Algorithms

Combination Sum

MediumLast updated: 02/05/2026, 16:00:00 PST
01

Problem Statement

Given an array of distinct positive integers candidates and a positive integer target, return all unique combinations of numbers from candidates where the chosen numbers sum to target. The same number may be chosen from candidates an unlimited number of times. Two combinations are unique if the frequency of at least one chosen number is different.

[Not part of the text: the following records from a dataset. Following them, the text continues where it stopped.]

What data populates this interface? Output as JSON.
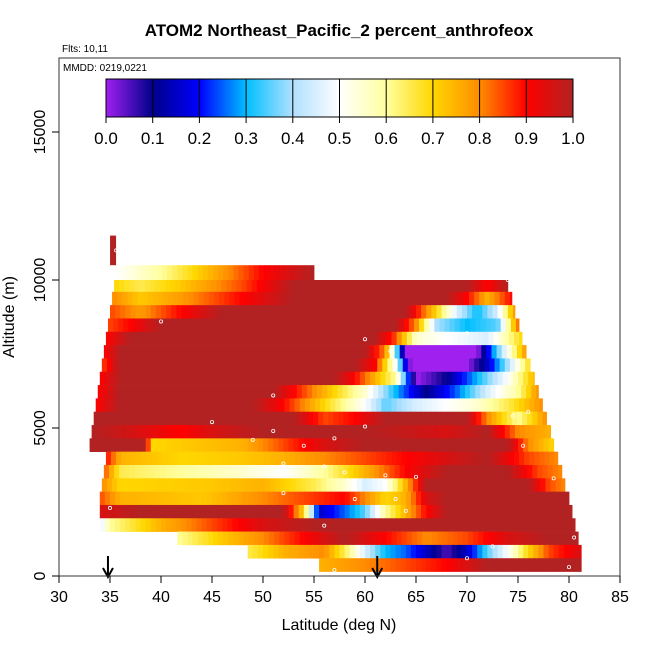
{
  "chart_data": {
    "type": "heatmap",
    "title": "ATOM2 Northeast_Pacific_2 percent_anthrofeox",
    "annotations": {
      "flights": "Flts: 10,11",
      "dates": "MMDD: 0219,0221"
    },
    "xlabel": "Latitude (deg N)",
    "ylabel": "Altitude (m)",
    "xlim": [
      30,
      85
    ],
    "ylim": [
      0,
      17500
    ],
    "xticks": [
      30,
      35,
      40,
      45,
      50,
      55,
      60,
      65,
      70,
      75,
      80,
      85
    ],
    "yticks": [
      0,
      5000,
      10000,
      15000
    ],
    "grid": false,
    "colorbar": {
      "position": "top-inside",
      "ticks": [
        "0.0",
        "0.1",
        "0.2",
        "0.3",
        "0.4",
        "0.5",
        "0.6",
        "0.7",
        "0.8",
        "0.9",
        "1.0"
      ],
      "range": [
        0,
        1
      ],
      "stops": [
        {
          "v": 0.0,
          "c": "#a020f0"
        },
        {
          "v": 0.1,
          "c": "#00008b"
        },
        {
          "v": 0.2,
          "c": "#0000ff"
        },
        {
          "v": 0.3,
          "c": "#00bfff"
        },
        {
          "v": 0.4,
          "c": "#b0e0ff"
        },
        {
          "v": 0.5,
          "c": "#ffffff"
        },
        {
          "v": 0.6,
          "c": "#ffff9f"
        },
        {
          "v": 0.7,
          "c": "#ffd700"
        },
        {
          "v": 0.8,
          "c": "#ff8c00"
        },
        {
          "v": 0.9,
          "c": "#ff0000"
        },
        {
          "v": 1.0,
          "c": "#b22222"
        }
      ]
    },
    "layers": [
      {
        "ybot": 10000,
        "ytop": 10500,
        "x0": 35.6,
        "x1": 55.0,
        "pts": [
          [
            35.6,
            0.5
          ],
          [
            40,
            0.6
          ],
          [
            45,
            0.75
          ],
          [
            50,
            0.9
          ],
          [
            55,
            1.0
          ]
        ]
      },
      {
        "ybot": 9600,
        "ytop": 10000,
        "x0": 35.4,
        "x1": 74.0,
        "pts": [
          [
            35.4,
            0.7
          ],
          [
            38,
            0.65
          ],
          [
            42,
            0.72
          ],
          [
            48,
            0.85
          ],
          [
            53,
            1.0
          ],
          [
            70,
            1.0
          ],
          [
            72,
            0.9
          ],
          [
            74,
            1.0
          ]
        ]
      },
      {
        "ybot": 9150,
        "ytop": 9600,
        "x0": 35.2,
        "x1": 74.4,
        "pts": [
          [
            35.2,
            0.8
          ],
          [
            38,
            0.72
          ],
          [
            42,
            0.78
          ],
          [
            48,
            0.9
          ],
          [
            53,
            1.0
          ],
          [
            68,
            1.0
          ],
          [
            70,
            0.9
          ],
          [
            72,
            0.75
          ],
          [
            74.4,
            0.9
          ]
        ]
      },
      {
        "ybot": 8700,
        "ytop": 9150,
        "x0": 35.0,
        "x1": 74.7,
        "pts": [
          [
            35,
            0.85
          ],
          [
            38,
            0.78
          ],
          [
            42,
            0.9
          ],
          [
            46,
            1.0
          ],
          [
            64,
            1.0
          ],
          [
            67,
            0.7
          ],
          [
            69,
            0.45
          ],
          [
            71,
            0.3
          ],
          [
            73,
            0.45
          ],
          [
            74.7,
            0.8
          ]
        ]
      },
      {
        "ybot": 8250,
        "ytop": 8700,
        "x0": 34.8,
        "x1": 75.1,
        "pts": [
          [
            34.8,
            0.85
          ],
          [
            37,
            0.9
          ],
          [
            40,
            1.0
          ],
          [
            63,
            1.0
          ],
          [
            65,
            0.8
          ],
          [
            67,
            0.4
          ],
          [
            70,
            0.3
          ],
          [
            73,
            0.35
          ],
          [
            75.1,
            0.85
          ]
        ]
      },
      {
        "ybot": 7800,
        "ytop": 8250,
        "x0": 34.6,
        "x1": 75.4,
        "pts": [
          [
            34.6,
            0.9
          ],
          [
            37,
            1.0
          ],
          [
            61,
            1.0
          ],
          [
            63,
            0.85
          ],
          [
            65,
            0.55
          ],
          [
            68,
            0.5
          ],
          [
            72,
            0.45
          ],
          [
            75.4,
            0.7
          ]
        ]
      },
      {
        "ybot": 7350,
        "ytop": 7800,
        "x0": 34.4,
        "x1": 75.8,
        "pts": [
          [
            34.4,
            0.9
          ],
          [
            36,
            1.0
          ],
          [
            60,
            1.0
          ],
          [
            62,
            0.8
          ],
          [
            64,
            0.0
          ],
          [
            71,
            0.0
          ],
          [
            73,
            0.35
          ],
          [
            75.8,
            0.8
          ]
        ]
      },
      {
        "ybot": 6900,
        "ytop": 7350,
        "x0": 34.2,
        "x1": 76.2,
        "pts": [
          [
            34.2,
            0.85
          ],
          [
            36,
            1.0
          ],
          [
            59,
            1.0
          ],
          [
            61,
            0.9
          ],
          [
            63,
            0.5
          ],
          [
            64.5,
            0.0
          ],
          [
            70,
            0.0
          ],
          [
            72,
            0.15
          ],
          [
            74,
            0.4
          ],
          [
            76.2,
            0.7
          ]
        ]
      },
      {
        "ybot": 6450,
        "ytop": 6900,
        "x0": 34.0,
        "x1": 76.6,
        "pts": [
          [
            34,
            0.9
          ],
          [
            36,
            1.0
          ],
          [
            57,
            1.0
          ],
          [
            59,
            0.9
          ],
          [
            61,
            0.75
          ],
          [
            63,
            0.6
          ],
          [
            65,
            0.0
          ],
          [
            68,
            0.1
          ],
          [
            71,
            0.3
          ],
          [
            74,
            0.5
          ],
          [
            76.6,
            0.75
          ]
        ]
      },
      {
        "ybot": 6000,
        "ytop": 6450,
        "x0": 33.8,
        "x1": 77.0,
        "pts": [
          [
            33.8,
            0.9
          ],
          [
            36,
            1.0
          ],
          [
            51,
            1.0
          ],
          [
            54,
            0.85
          ],
          [
            57,
            0.7
          ],
          [
            60,
            0.55
          ],
          [
            63,
            0.3
          ],
          [
            66,
            0.1
          ],
          [
            69,
            0.25
          ],
          [
            72,
            0.45
          ],
          [
            75,
            0.6
          ],
          [
            77,
            0.8
          ]
        ]
      },
      {
        "ybot": 5550,
        "ytop": 6000,
        "x0": 33.6,
        "x1": 77.4,
        "pts": [
          [
            33.6,
            0.9
          ],
          [
            36,
            1.0
          ],
          [
            49,
            1.0
          ],
          [
            52,
            0.9
          ],
          [
            55,
            0.75
          ],
          [
            58,
            0.6
          ],
          [
            60,
            0.5
          ],
          [
            62,
            0.35
          ],
          [
            65,
            0.45
          ],
          [
            68,
            0.5
          ],
          [
            71,
            0.55
          ],
          [
            74,
            0.65
          ],
          [
            77.4,
            0.8
          ]
        ]
      },
      {
        "ybot": 5100,
        "ytop": 5550,
        "x0": 33.4,
        "x1": 77.8,
        "pts": [
          [
            33.4,
            1.0
          ],
          [
            53,
            1.0
          ],
          [
            56,
            0.85
          ],
          [
            59,
            0.9
          ],
          [
            62,
            1.0
          ],
          [
            70,
            1.0
          ],
          [
            72,
            0.8
          ],
          [
            75,
            0.6
          ],
          [
            77.8,
            0.8
          ]
        ]
      },
      {
        "ybot": 4650,
        "ytop": 5100,
        "x0": 33.2,
        "x1": 78.2,
        "pts": [
          [
            33.2,
            1.0
          ],
          [
            42,
            0.9
          ],
          [
            45,
            0.95
          ],
          [
            50,
            1.0
          ],
          [
            60,
            1.0
          ],
          [
            68,
            0.95
          ],
          [
            72,
            1.0
          ],
          [
            75,
            0.8
          ],
          [
            78.2,
            0.75
          ]
        ]
      },
      {
        "ybot": 4200,
        "ytop": 4650,
        "x0": 33.0,
        "x1": 78.5,
        "pts": [
          [
            33,
            1.0
          ],
          [
            38.5,
            1.0
          ],
          [
            39,
            0.7
          ],
          [
            48,
            0.75
          ],
          [
            52,
            0.85
          ],
          [
            56,
            0.95
          ],
          [
            60,
            1.0
          ],
          [
            74,
            1.0
          ],
          [
            76,
            0.8
          ],
          [
            78.5,
            0.7
          ]
        ]
      },
      {
        "ybot": 3750,
        "ytop": 4200,
        "x0": 34.6,
        "x1": 78.9,
        "pts": [
          [
            34.6,
            0.9
          ],
          [
            36,
            0.75
          ],
          [
            42,
            0.7
          ],
          [
            48,
            0.72
          ],
          [
            52,
            0.75
          ],
          [
            56,
            0.8
          ],
          [
            60,
            0.85
          ],
          [
            64,
            0.9
          ],
          [
            68,
            0.95
          ],
          [
            72,
            1.0
          ],
          [
            76,
            0.85
          ],
          [
            78.9,
            0.8
          ]
        ]
      },
      {
        "ybot": 3300,
        "ytop": 3750,
        "x0": 34.4,
        "x1": 79.3,
        "pts": [
          [
            34.4,
            0.85
          ],
          [
            36,
            0.65
          ],
          [
            42,
            0.6
          ],
          [
            48,
            0.55
          ],
          [
            52,
            0.5
          ],
          [
            56,
            0.6
          ],
          [
            60,
            0.75
          ],
          [
            64,
            0.9
          ],
          [
            68,
            1.0
          ],
          [
            74,
            1.0
          ],
          [
            77,
            0.85
          ],
          [
            79.3,
            0.8
          ]
        ]
      },
      {
        "ybot": 2850,
        "ytop": 3300,
        "x0": 34.2,
        "x1": 79.6,
        "pts": [
          [
            34.2,
            0.8
          ],
          [
            36,
            0.7
          ],
          [
            45,
            0.72
          ],
          [
            50,
            0.75
          ],
          [
            55,
            0.65
          ],
          [
            58,
            0.55
          ],
          [
            60,
            0.45
          ],
          [
            62,
            0.5
          ],
          [
            64,
            0.75
          ],
          [
            66,
            1.0
          ],
          [
            76,
            1.0
          ],
          [
            78,
            0.85
          ],
          [
            79.6,
            0.8
          ]
        ]
      },
      {
        "ybot": 2400,
        "ytop": 2850,
        "x0": 34.0,
        "x1": 80.0,
        "pts": [
          [
            34,
            0.85
          ],
          [
            36,
            0.75
          ],
          [
            44,
            0.72
          ],
          [
            50,
            0.8
          ],
          [
            54,
            0.85
          ],
          [
            58,
            0.9
          ],
          [
            60,
            0.8
          ],
          [
            62,
            0.7
          ],
          [
            64,
            0.75
          ],
          [
            66,
            0.95
          ],
          [
            68,
            1.0
          ],
          [
            80,
            1.0
          ]
        ]
      },
      {
        "ybot": 1950,
        "ytop": 2400,
        "x0": 34.0,
        "x1": 80.3,
        "pts": [
          [
            34,
            0.95
          ],
          [
            38,
            1.0
          ],
          [
            52,
            1.0
          ],
          [
            54,
            0.7
          ],
          [
            55.5,
            0.15
          ],
          [
            58,
            0.25
          ],
          [
            60,
            0.35
          ],
          [
            62,
            0.6
          ],
          [
            64,
            0.75
          ],
          [
            66,
            0.9
          ],
          [
            68,
            1.0
          ],
          [
            80.3,
            1.0
          ]
        ]
      },
      {
        "ybot": 1500,
        "ytop": 1950,
        "x0": 34.0,
        "x1": 80.6,
        "pts": [
          [
            34,
            0.45
          ],
          [
            35,
            0.6
          ],
          [
            40,
            0.75
          ],
          [
            45,
            0.85
          ],
          [
            50,
            0.95
          ],
          [
            55,
            1.0
          ],
          [
            80.6,
            1.0
          ]
        ]
      },
      {
        "ybot": 1050,
        "ytop": 1500,
        "x0": 41.6,
        "x1": 80.9,
        "pts": [
          [
            41.6,
            0.6
          ],
          [
            46,
            0.72
          ],
          [
            50,
            0.8
          ],
          [
            54,
            0.9
          ],
          [
            58,
            1.0
          ],
          [
            62,
            0.9
          ],
          [
            66,
            0.8
          ],
          [
            70,
            0.85
          ],
          [
            74,
            0.95
          ],
          [
            78,
            1.0
          ],
          [
            80.9,
            1.0
          ]
        ]
      },
      {
        "ybot": 600,
        "ytop": 1050,
        "x0": 48.5,
        "x1": 81.2,
        "pts": [
          [
            48.5,
            0.65
          ],
          [
            52,
            0.75
          ],
          [
            56,
            0.8
          ],
          [
            58,
            0.65
          ],
          [
            60,
            0.45
          ],
          [
            62,
            0.3
          ],
          [
            64,
            0.25
          ],
          [
            66,
            0.15
          ],
          [
            68,
            0.05
          ],
          [
            70,
            0.15
          ],
          [
            72,
            0.35
          ],
          [
            74,
            0.5
          ],
          [
            76,
            0.7
          ],
          [
            78,
            0.85
          ],
          [
            81.2,
            0.95
          ]
        ]
      },
      {
        "ybot": 150,
        "ytop": 600,
        "x0": 55.5,
        "x1": 81.2,
        "pts": [
          [
            55.5,
            0.75
          ],
          [
            60,
            0.8
          ],
          [
            64,
            0.85
          ],
          [
            68,
            0.9
          ],
          [
            72,
            1.0
          ],
          [
            81.2,
            1.0
          ]
        ]
      }
    ],
    "marker_bar": {
      "x": 35.3,
      "y0": 10500,
      "y1": 11500,
      "value": 1.0
    },
    "samples": [
      [
        35.6,
        11000
      ],
      [
        40,
        8600
      ],
      [
        60,
        8000
      ],
      [
        62.5,
        7600
      ],
      [
        70,
        8200
      ],
      [
        74,
        10000
      ],
      [
        51,
        6100
      ],
      [
        45,
        5200
      ],
      [
        49,
        4600
      ],
      [
        51,
        4900
      ],
      [
        60,
        5050
      ],
      [
        57,
        4650
      ],
      [
        54,
        4400
      ],
      [
        56,
        3700
      ],
      [
        58,
        3500
      ],
      [
        62,
        3400
      ],
      [
        65,
        3350
      ],
      [
        59,
        2600
      ],
      [
        63,
        2600
      ],
      [
        52,
        2800
      ],
      [
        35,
        2300
      ],
      [
        56,
        1700
      ],
      [
        64,
        2200
      ],
      [
        80.5,
        1300
      ],
      [
        74.5,
        5400
      ],
      [
        76,
        5550
      ],
      [
        78.5,
        3300
      ],
      [
        72.5,
        1000
      ],
      [
        57,
        200
      ],
      [
        80,
        300
      ],
      [
        70,
        600
      ],
      [
        75.5,
        4400
      ],
      [
        52,
        3800
      ]
    ],
    "arrows": [
      {
        "x": 34.8,
        "label": ""
      },
      {
        "x": 61.2,
        "label": ""
      }
    ]
  }
}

  • We need to list all such combinations (not just the count). Backtracking (DFS) is the natural approach: at each step, choose a candidate and recurse with the remaining target, or skip to the next candidate.
  • To avoid duplicate combinations (e.g. [2,2,3] vs [2,3,2]), we iterate candidates in order and only consider candidates from the current index onward when we "take" a number.
02

Key Observations

  • Backtracking: We maintain a path (current combination) and remaining (target minus sum of path). From index i, we can either (1) take candidates[i] (add to path, reduce remaining, stay at i to allow reuse) or (2) skip candidates[i] (move to i+1). When remaining == 0, we have a valid combination — add a copy of path to the result. When remaining < 0 or we have exhausted candidates, backtrack.
  • Sorting candidates is optional but can help prune (stop when candidates[i] > remaining).
  • For counting combinations only, we could use DP: dp[t] = number of ways to make sum t; dp[t] += dp[t - c] for each c in candidates.
03

Approach

High-level: DFS/backtrack: at each call we have a start index and remaining target. Try adding candidates[i] for i >= start (so we can reuse), recurse with same i and remaining - candidates[i]; when remaining == 0, record the path. Then backtrack (remove from path) and try next index.

Steps:

  1. Optionally sort candidates. Call dfs(candidates, target, 0, path, result).
  2. In dfs(remaining, start): if remaining == 0, add copy of path to result and return. If remaining < 0 or start >= n, return. For i = start..n-1: if candidates[i] > remaining break (if sorted). path.add(candidates[i]), dfs(remaining - candidates[i], i), path.remove.
  3. Return result.
04

Implementation

Java
public List<List<Integer>> combinationSum(int[] candidates, int target) {
    List<List<Integer>> result = new ArrayList<>();
    Arrays.sort(candidates);
    dfs(candidates, target, 0, new ArrayList<>(), result);
    return result;
}

void dfs(int[] c, int t, int start, List<Integer> path, List<List<Integer>> result) {

    if (t == 0) { result.add(new ArrayList<>(path)); return; }
    if (t < 0) {
        return;
    }

    for (int i = start; i < c.length; i++) {
        path.add(c[i]);
        dfs(c, t - c[i], i, path, result);
        path.remove(path.size() - 1);
    }
}
05

Test Cases

Example 1

Input
candidates = [2,3,6,7], target = 7
Expected
[[2,2,3],[7]]
Explanation
2+2+3=7 and 7=7.
06

Complexity Analysis

  • Time: O(2^target) in worst case.
  • Space: O(target) for recursion.
07

Follow-ups

  • Combination Sum II: each candidate used at most once; avoid duplicate combinations.